Research of Applying Genetic Alogrithm to Design Data Warehouse and Performance analysis

Autor: Wen-Yi Liu, 劉文義
Rok vydání: 2005
Druh dokumentu: 學位論文 ; thesis
Popis: 93
Today, maintenance management has been one of the most important tasks in manufacturing. The aims of maintenance strategies are to reduce maintenance costs while improving maintenance operation and to help the maintenance managers to make the right decision at the right time in the right place. Computerized maintenance management systems(CMMS) can help us to deal with these maintenance tasks, but doesn’t have Decision Support System (DSS) capability. In this thesis, we design a data warehouse for Equipment Management System(EMS) to help the manager inquire and make decision by different dimension in a quickly and flexible way. Many cubes, such as MTTR, MTBF, Spare response time,… are created using the flake schemas. Finally, some concluding remarks are made. The results of this research will also provide a reference model for enterprise when EMS data warehouise is evaluated as a To Be system. For data cube selection, in order to minimize query time under the storage limit, we adopt partial materialized way to select data cubes.
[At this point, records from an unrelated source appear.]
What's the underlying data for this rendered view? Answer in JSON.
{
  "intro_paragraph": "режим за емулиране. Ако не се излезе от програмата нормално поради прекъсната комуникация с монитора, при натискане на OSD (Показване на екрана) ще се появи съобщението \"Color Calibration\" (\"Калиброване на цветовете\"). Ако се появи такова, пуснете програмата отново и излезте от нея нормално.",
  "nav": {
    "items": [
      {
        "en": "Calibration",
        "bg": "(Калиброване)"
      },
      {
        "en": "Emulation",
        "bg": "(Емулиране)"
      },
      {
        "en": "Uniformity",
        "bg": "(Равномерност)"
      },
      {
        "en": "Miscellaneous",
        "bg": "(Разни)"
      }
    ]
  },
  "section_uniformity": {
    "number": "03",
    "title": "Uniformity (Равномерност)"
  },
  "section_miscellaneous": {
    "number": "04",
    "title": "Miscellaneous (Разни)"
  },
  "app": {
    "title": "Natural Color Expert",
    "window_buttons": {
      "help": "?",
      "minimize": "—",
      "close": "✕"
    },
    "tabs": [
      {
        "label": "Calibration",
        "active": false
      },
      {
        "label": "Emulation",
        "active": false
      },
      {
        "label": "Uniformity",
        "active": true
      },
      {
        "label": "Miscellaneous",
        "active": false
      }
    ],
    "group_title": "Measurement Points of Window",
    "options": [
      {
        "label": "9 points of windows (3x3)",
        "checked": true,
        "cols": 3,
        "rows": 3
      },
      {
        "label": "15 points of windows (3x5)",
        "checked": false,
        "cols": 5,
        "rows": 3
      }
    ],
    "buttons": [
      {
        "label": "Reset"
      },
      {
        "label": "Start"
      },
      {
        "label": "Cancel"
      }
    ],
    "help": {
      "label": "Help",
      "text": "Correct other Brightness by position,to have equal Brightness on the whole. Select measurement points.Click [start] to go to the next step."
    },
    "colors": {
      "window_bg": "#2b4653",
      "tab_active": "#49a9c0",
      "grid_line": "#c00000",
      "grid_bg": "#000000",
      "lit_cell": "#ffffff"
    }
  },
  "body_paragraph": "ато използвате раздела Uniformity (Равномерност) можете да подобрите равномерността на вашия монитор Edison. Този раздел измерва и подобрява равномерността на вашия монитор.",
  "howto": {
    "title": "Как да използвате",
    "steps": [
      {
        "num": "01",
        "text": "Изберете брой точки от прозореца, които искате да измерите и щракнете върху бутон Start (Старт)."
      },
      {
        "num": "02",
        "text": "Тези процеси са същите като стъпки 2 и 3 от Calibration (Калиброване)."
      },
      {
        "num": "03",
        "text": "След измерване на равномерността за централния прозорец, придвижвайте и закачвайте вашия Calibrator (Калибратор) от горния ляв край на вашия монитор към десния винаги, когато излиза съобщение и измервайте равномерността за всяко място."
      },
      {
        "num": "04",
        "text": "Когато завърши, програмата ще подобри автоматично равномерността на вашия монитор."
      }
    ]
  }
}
In this thesis, we use three ways to select data cubes:Greedy algorithm, FGS+GA, which incorporate genetic algorithm with forward greedy algorithm and BGS+GA, which incorporates genetic algorithm with forward greedy algorithm. According to our experiments, in case of most of storage constraint, the solution generated by FGS+GA is as well as the solution generated by BGS+GA, and both of them is superior to that found by Greedy algorithm. Furthermore, when we compare the efficiency of FGS+GA with BGS+GA, we find that the efficiency of FGS+GA is superior to BGS+GA. For performance anlysis, we compare the query time and space utilication of the selected cubes obtained by method we proposed with all materialized way. According to our experiments, the results obtained from our method can decrease 70% of storage space, and the query time of our method is as well as all materialized way.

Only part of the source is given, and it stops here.